Angkatan perang Jepang
begitu kuat, sehingga Hindia Belanda yang merupakan benteng kebanggaan Inggris
di daerah Asia Tenggara akhirnya jatuh ke tangan pasukan Jepang. Peperangan
yang dilakukan oleh Jepang di Asia Tenggara dan di Lautan Fasifik ini diberi
nama Perang Asia Timur Raya atau Perang Pasifik.

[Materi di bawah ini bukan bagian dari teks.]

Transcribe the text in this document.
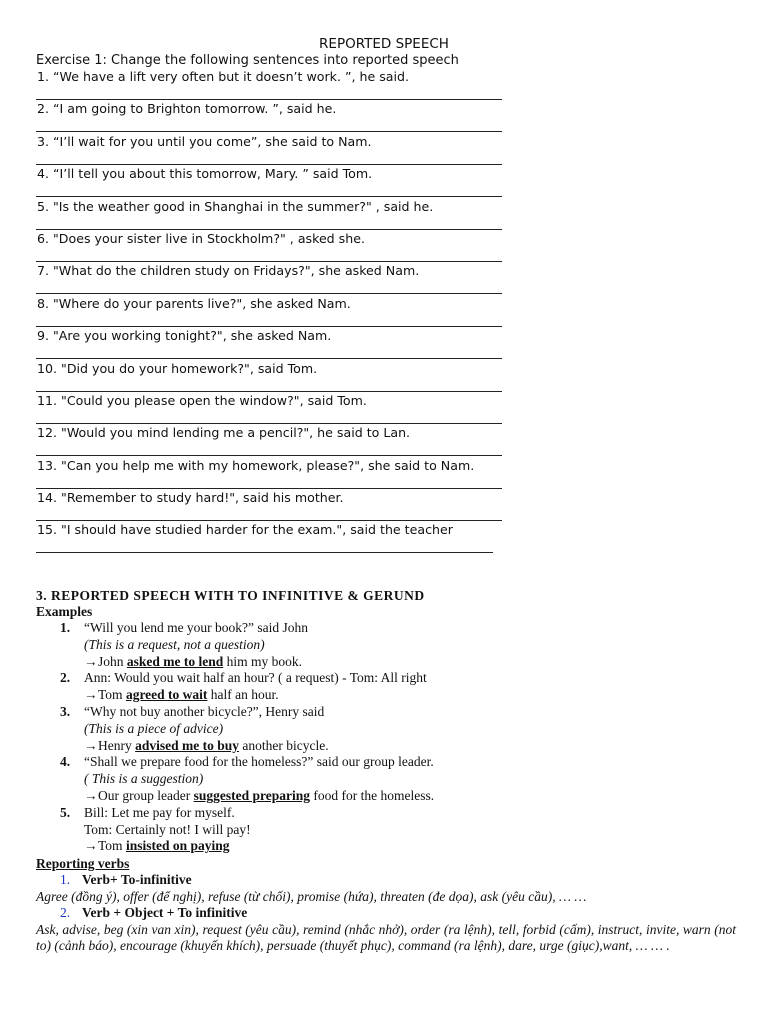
REPORTED SPEECH
Exercise 1: Change the following sentences into reported speech
1. “We have a lift very often but it doesn’t work. ”, he said.
2. “I am going to Brighton tomorrow. ”, said he.
3. “I’ll wait for you until you come”, she said to Nam.
4. “I’ll tell you about this tomorrow, Mary. ” said Tom.
5. "Is the weather good in Shanghai in the summer?" , said he.
6. "Does your sister live in Stockholm?" , asked she.
7. "What do the children study on Fridays?", she asked Nam.
8. "Where do your parents live?", she asked Nam.
9. "Are you working tonight?", she asked Nam.
10. "Did you do your homework?", said Tom.
11. "Could you please open the window?", said Tom.
12. "Would you mind lending me a pencil?", he said to Lan.
13. "Can you help me with my homework, please?", she said to Nam.
14. "Remember to study hard!", said his mother.
15. "I should have studied harder for the exam.", said the teacher
3. REPORTED SPEECH WITH TO INFINITIVE & GERUND
Examples
1.	“Will you lend me your book?” said John
(This is a request, not a question)
→John asked me to lend him my book.
2.	Ann: Would you wait half an hour? ( a request) - Tom: All right
→Tom agreed to wait half an hour.
3.	“Why not buy another bicycle?”, Henry said
(This is a piece of advice)
→Henry advised me to buy another bicycle.
4.	“Shall we prepare food for the homeless?” said our group leader.
( This is a suggestion)
→Our group leader suggested preparing food for the homeless.
5.	Bill: Let me pay for myself.
Tom: Certainly not! I will pay!
→Tom insisted on paying
Reporting verbs
1. Verb+ To-infinitive
Agree (đồng ý), offer (để nghị), refuse (từ chối), promise (hứa), threaten (đe dọa), ask (yêu cầu), … …
2. Verb + Object + To infinitive
Ask, advise, beg (xin van xin), request (yêu cầu), remind (nhắc nhở), order (ra lệnh), tell, forbid (cấm), instruct, invite, warn (not to) (cảnh báo), encourage (khuyến khích), persuade (thuyết phục), command (ra lệnh), dare, urge (giục),want, … … .
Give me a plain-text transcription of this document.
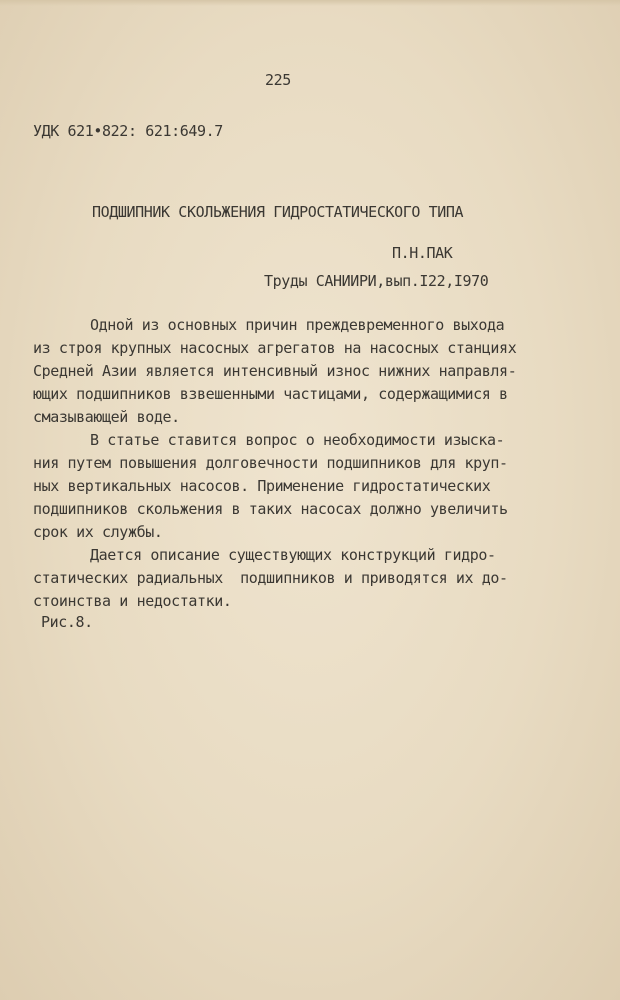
225
УДК 621•822: 621:649.7
ПОДШИПНИК СКОЛЬЖЕНИЯ ГИДРОСТАТИЧЕСКОГО ТИПА
П.Н.ПАК
Труды САНИИРИ,вып.I22,I970
Одной из основных причин преждевременного выхода
из строя крупных насосных агрегатов на насосных станциях
Средней Азии является интенсивный износ нижних направля-
ющих подшипников взвешенными частицами, содержащимися в
смазывающей воде.
В статье ставится вопрос о необходимости изыска-
ния путем повышения долговечности подшипников для круп-
ных вертикальных насосов. Применение гидростатических
подшипников скольжения в таких насосах должно увеличить
срок их службы.
Дается описание существующих конструкций гидро-
статических радиальных  подшипников и приводятся их до-
стоинства и недостатки.
Рис.8.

Dalam waktu yang sangat
singkat, Jepang telah dapat menguasai daerah Asia Tenggara seperti Indochina,
Muangthai, Birma (Myanmar), Malaysia, Filipina, dan In¬donesia. Jatuhnya
Singapura ke tangan Jepang pada tanggal 15 Pebruari 1941, yaitu dengan
ditenggelamkannya kapal induk Inggris yang bernama Prince of Wales dan HMS
Repulse, sangat mengguncangkan pertahanan Sekutu di Asia. Begitu pula satu
persatu komandan Sekutu meninggalkan Indone¬sia, sampai terdesaknya Belanda dan
jatuhnya Indonesia ke tangan pasukan Jepang. Namun sisa-sisa pasukan sekutu di
bawah pimpinan Karel Door¬man (Belanda) dapat mengadakan perlawanan dengan
pertempuran di Laut Jawa, walaupun pada akhirnya dapat ditundukkan oleh Jepang.
Pendudukan
terhadap Palembang lebih dulu oleh Jepang mempunyai arti yang sangat penting
dan strategis, yaitu untuk memisahkan antara Batavia yang menjadi pusat
kedudukan Belanda di Indonesia dengan Singapura sebagai pusat kedudukan
Inggris. Kemudian pasukan Jepang melakukan serangan ke Jawa dengan mendarat di
daerah Banten, Indramayu, Kragan (antara Rembang dan Tuban). Selanjutnya
menyerang pusat kekuasaan Belan¬da di Batavia (5 Maret 1942), Bandung (8 Maret
1942) dan akhirnya pasukan Belanda di Jawa menyerah kepada Panglima Bala
Tentara Jepang Imamura di Kalijati (Subang, 8 Maret 1942). Dengan demikian,
seluruh wilayah Indonesia telah menjadi bagian dari kekuasaan penjajahan Jepang
Penjajah Jepang di Indonesia
Bala Tentara Nippon
adalah sebutan resmi pemerintahan militer pada masa pemerintahan Jepang.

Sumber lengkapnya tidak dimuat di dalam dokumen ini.